Division of Gastroenterology and Hepatology, University Hospital Zurich, Zurich, Switzerland.
Digestion. 2017;96(3):149-157. doi: 10.1159/000479625. Epub 2017 Aug 31.
Duodenal polyps and especially duodenal adenomas are a rare and mostly coincidental finding in patients undergoing upper gastrointestinal endoscopy. Due to their malignant potential, duodenal adenomas should be removed upon diagnosis. So far, the limited available data on the performance of endoscopic polypectomy show conflicting results with regard to adverse events and the adenoma recurrence rate.
After summarizing the currently available data, we retrospectively analyzed all patients undergoing endoscopic resection of nonampullary duodenal adenomas (NAD) at our institution between 2006 and 2016.
A total of 78 patients underwent endoscopic polypectomy for NAD adenoma. End-of-treatment success with complete resection requiring a mean of 1.2 interventions was achieved in 91% (n = 71). Procedural hemorrhage occurred in 12.8% (n = 10), whereas delayed bleeding was noted in 9% (n = 7). Duodenal perforation was registered and successfully treated in 2 cases (2.6%). No adenoma recurrence was noted following primary complete adenoma resection after a mean follow-up time of 33 months. Acute post-polypectomy bleeding was statistically significantly associated with large polyp size (p = 0.003) and lack of endoscopic prophylaxis (p = 0.0008). Delayed post-polypectomy bleeding showed a trend in the occurrence of large polyps (p = 0.064), and was statistically significantly associated with familial cancer syndrome (p = 0.019) and advanced histopathology (p = 0.013).

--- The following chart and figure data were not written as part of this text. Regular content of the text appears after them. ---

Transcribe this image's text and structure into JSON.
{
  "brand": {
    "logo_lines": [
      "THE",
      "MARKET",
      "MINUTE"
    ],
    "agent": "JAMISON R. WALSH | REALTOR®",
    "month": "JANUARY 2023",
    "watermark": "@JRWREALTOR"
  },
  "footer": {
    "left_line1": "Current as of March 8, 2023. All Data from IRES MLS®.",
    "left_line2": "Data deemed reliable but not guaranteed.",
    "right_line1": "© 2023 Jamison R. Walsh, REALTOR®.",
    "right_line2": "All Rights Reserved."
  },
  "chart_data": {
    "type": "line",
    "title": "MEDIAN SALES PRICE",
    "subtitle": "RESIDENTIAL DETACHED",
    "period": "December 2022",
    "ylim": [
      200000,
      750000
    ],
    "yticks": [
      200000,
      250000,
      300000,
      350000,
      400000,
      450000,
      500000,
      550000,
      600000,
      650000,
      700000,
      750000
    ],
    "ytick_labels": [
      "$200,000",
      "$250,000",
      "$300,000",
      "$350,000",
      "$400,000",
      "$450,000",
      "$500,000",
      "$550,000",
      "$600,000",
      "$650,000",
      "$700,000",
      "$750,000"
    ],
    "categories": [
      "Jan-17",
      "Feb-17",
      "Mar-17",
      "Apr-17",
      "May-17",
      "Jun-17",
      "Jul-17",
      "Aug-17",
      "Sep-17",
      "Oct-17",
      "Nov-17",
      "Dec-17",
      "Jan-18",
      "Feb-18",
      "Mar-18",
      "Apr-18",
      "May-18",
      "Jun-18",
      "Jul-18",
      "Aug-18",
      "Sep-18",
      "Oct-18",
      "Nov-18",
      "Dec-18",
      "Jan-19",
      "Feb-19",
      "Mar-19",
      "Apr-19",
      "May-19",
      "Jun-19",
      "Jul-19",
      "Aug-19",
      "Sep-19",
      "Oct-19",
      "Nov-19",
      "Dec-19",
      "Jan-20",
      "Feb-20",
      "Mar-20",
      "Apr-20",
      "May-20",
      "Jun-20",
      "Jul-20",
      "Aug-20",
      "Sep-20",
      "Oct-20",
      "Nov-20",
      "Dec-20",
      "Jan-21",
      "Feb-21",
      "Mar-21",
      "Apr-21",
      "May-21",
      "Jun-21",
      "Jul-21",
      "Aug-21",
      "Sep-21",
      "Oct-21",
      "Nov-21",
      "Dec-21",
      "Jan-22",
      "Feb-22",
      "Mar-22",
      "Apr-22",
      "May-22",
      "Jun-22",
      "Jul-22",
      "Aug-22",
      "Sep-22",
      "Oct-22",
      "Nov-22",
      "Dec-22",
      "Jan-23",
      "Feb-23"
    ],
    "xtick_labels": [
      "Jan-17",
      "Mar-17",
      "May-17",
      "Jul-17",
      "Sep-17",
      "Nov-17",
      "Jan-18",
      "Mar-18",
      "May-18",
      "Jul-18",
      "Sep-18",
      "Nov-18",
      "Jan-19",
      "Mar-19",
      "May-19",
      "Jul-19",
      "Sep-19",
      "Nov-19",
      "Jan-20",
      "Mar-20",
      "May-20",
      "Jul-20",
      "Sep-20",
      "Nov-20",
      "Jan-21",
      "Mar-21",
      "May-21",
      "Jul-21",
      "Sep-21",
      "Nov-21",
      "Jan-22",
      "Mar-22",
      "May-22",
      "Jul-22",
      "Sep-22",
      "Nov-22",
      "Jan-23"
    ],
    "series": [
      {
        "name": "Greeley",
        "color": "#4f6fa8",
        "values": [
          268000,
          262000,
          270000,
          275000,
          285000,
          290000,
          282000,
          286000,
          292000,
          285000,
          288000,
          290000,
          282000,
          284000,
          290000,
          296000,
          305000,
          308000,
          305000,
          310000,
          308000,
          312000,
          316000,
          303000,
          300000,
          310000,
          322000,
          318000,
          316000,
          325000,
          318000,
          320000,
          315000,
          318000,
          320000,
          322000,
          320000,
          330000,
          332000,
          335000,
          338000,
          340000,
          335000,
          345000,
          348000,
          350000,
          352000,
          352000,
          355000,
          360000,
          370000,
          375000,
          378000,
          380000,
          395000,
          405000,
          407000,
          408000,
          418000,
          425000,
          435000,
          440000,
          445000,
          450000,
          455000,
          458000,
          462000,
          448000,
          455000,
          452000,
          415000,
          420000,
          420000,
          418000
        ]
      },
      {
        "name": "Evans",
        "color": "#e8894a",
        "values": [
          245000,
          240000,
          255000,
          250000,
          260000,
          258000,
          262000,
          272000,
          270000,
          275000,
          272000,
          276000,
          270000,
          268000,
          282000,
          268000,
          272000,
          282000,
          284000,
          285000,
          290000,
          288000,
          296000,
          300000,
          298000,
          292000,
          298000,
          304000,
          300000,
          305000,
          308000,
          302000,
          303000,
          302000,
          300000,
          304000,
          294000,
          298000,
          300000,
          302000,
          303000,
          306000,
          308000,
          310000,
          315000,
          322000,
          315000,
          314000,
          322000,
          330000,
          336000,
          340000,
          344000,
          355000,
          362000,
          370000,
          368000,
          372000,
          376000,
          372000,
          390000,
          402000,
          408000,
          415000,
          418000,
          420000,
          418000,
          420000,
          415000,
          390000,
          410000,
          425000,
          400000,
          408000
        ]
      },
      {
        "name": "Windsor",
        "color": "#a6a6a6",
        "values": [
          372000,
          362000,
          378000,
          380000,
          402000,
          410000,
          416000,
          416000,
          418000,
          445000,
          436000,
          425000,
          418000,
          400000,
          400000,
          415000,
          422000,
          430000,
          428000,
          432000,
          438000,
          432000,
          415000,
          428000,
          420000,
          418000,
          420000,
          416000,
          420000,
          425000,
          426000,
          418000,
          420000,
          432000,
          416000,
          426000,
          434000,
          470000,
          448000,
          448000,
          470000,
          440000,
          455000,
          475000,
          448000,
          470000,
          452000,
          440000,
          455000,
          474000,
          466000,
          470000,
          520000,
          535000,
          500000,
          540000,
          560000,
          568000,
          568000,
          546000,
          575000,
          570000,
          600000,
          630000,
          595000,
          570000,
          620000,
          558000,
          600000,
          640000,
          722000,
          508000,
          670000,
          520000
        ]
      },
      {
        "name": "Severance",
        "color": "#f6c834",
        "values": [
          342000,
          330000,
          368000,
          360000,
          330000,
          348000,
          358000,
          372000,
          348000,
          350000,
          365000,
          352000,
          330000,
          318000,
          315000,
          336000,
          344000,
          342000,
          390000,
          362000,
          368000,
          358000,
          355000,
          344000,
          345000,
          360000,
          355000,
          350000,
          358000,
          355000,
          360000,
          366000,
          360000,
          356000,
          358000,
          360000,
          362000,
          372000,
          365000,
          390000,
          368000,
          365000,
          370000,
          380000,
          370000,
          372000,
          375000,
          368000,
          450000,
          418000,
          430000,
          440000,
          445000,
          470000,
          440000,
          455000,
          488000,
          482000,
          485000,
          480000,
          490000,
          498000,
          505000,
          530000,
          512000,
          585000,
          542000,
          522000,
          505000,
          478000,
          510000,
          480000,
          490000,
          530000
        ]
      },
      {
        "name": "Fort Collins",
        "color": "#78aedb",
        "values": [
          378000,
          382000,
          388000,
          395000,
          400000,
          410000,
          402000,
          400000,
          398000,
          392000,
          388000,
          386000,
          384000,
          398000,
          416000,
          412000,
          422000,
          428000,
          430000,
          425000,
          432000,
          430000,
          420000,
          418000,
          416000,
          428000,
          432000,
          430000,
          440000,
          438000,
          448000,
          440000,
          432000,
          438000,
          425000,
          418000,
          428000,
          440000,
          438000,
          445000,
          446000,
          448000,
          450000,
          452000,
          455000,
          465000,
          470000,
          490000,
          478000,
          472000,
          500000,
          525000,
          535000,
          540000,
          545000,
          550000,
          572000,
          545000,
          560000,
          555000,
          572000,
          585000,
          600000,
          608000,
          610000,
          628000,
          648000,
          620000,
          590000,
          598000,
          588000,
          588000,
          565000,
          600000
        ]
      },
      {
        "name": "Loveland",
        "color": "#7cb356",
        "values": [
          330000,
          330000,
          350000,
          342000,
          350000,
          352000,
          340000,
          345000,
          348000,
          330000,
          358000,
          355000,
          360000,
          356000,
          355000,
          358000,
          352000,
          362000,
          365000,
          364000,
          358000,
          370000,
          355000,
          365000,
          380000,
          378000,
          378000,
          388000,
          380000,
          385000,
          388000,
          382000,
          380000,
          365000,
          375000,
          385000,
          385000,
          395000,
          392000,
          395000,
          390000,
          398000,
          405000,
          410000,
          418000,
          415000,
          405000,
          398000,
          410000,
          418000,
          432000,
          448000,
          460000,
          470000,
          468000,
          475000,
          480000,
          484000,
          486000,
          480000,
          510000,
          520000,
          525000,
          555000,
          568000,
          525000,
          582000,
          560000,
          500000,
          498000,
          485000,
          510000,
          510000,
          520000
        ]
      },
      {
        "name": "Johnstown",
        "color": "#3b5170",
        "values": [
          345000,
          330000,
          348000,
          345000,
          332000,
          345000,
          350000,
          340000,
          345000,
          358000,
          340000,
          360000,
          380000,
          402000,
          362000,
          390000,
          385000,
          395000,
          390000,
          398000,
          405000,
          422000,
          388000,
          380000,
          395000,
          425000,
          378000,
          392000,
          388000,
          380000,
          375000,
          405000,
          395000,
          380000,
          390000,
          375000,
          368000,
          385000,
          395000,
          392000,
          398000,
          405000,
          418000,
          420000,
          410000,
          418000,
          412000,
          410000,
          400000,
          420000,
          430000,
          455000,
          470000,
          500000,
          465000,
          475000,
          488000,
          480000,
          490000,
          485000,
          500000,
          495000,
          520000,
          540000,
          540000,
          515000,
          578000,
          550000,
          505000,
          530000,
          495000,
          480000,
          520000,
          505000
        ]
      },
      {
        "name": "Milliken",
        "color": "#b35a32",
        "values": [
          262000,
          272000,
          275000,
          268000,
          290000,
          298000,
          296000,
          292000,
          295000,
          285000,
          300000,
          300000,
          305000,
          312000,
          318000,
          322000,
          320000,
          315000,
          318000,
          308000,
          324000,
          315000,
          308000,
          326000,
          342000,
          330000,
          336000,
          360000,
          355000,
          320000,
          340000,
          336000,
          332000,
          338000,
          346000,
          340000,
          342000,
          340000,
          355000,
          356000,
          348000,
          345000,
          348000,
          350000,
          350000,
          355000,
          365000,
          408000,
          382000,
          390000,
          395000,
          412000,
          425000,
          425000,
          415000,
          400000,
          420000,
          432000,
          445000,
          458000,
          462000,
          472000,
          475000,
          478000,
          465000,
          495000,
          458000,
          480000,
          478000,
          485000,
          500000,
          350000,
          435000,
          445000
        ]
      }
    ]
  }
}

Our data suggest that endoscopic polypectomy of NAD is well feasible with high success rates. Procedural and delayed hemorrhage seems to be the primary issue rather than adenoma recurrence. We therefore advocate referral of patients with large NAD to experienced centers for endoscopic resection.
十二指肠息肉,尤其是十二指肠腺瘤,在上消化道内镜检查中是一种罕见的、多为偶然发现的疾病。由于其潜在的恶性程度,十二指肠腺瘤一经诊断应予以切除。目前,关于内镜下息肉切除术的有限数据显示,在不良事件和腺瘤复发率方面存在相互矛盾的结果。
在总结现有数据后,我们回顾性分析了 2006 年至 2016 年期间在我院接受内镜下非壶腹十二指肠腺瘤(NAD)切除术的所有患者。
共有 78 例患者因 NAD 腺瘤行内镜下息肉切除术。治疗结束时,91%(n=71)的患者完全切除成功,需要平均 1.2 次干预。12.8%(n=10)的患者发生治疗后出血,9%(n=7)的患者发生迟发性出血。2 例(2.6%)患者出现十二指肠穿孔,成功治疗。在平均 33 个月的随访后,原发性完全腺瘤切除后无腺瘤复发。急性内镜下息肉切除后出血与大息肉大小(p=0.003)和缺乏内镜预防(p=0.0008)显著相关。迟发性内镜下息肉切除后出血与大息肉的发生呈趋势相关(p=0.064),与家族性癌症综合征(p=0.019)和高级别组织病理学(p=0.013)显著相关。
我们的数据表明,NAD 的内镜下息肉切除术具有较高的成功率。手术和迟发性出血似乎是主要问题,而不是腺瘤复发。因此,我们主张将大 NAD 患者转介至有经验的中心进行内镜下切除。